= Varga Studio =

Defunct Hungarian animation studio

Varga Studio, Ltd. was an animation studio located in Budapest, Hungary. It operated from 1988 to 2005 and was one of Europe's nine leading animation houses. While most of its work was for European animation, it occasionally animated for American series as well. Varga has animated the following series and films:
- Amazing Animals (2D segments only)
- The Animal Train (co-produced with TVC London)
- Animaniacs (When You're Traveling skit only)
- Angelina Ballerina
- As Told by Ginger (pilot only)
- Baby Blues
- Kipper
- Percy the Park Keeper
- Poky and Friends (co-produced with TVC London, Little Golden Books and Golden Books Family Entertainment. Distributed by Sony Wonder)
- Preston Pig (co-produced with Link Entertainment (later acquired by Entertainment Rights))
- Mr. Bean: The Animated Series (2002–2004)
- Sheeep
- The Thief and the Cobbler (additional ink and paint)
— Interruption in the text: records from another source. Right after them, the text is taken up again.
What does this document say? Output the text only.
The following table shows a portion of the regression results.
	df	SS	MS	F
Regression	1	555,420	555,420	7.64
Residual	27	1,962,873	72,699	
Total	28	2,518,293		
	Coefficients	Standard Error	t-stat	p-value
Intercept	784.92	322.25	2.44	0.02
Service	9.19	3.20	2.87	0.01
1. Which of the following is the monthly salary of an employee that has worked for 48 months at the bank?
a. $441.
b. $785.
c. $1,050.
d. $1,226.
In addition, Varga worked on many early advertisements for Butterfinger featuring The Simpsons, as well as music videos of The Simpsons such as "Do the Bartman" and "Deep, Deep Trouble". They were subcontracted for these specials so that the regular Simpsons studios like AKOM, Rough Draft Studios, and Anivision were not burdened with extra work and could concentrate on animating full episodes.

From 2000, the studio produced cartoons as a subcontractor to Varga Holdings, which was established at the time, and to its owner, Varga Holdings Ltd., which was registered in the United Kingdom. The 2002 Mr. Bean cartoon series reached nearly four million views at its premiere on ITV1 in the UK. The production cost was more than six million dollars.

Varga Studios Budapest worked on the pilot of the Animated Credits, (1999) and Varga Holdings later in 2002–2004.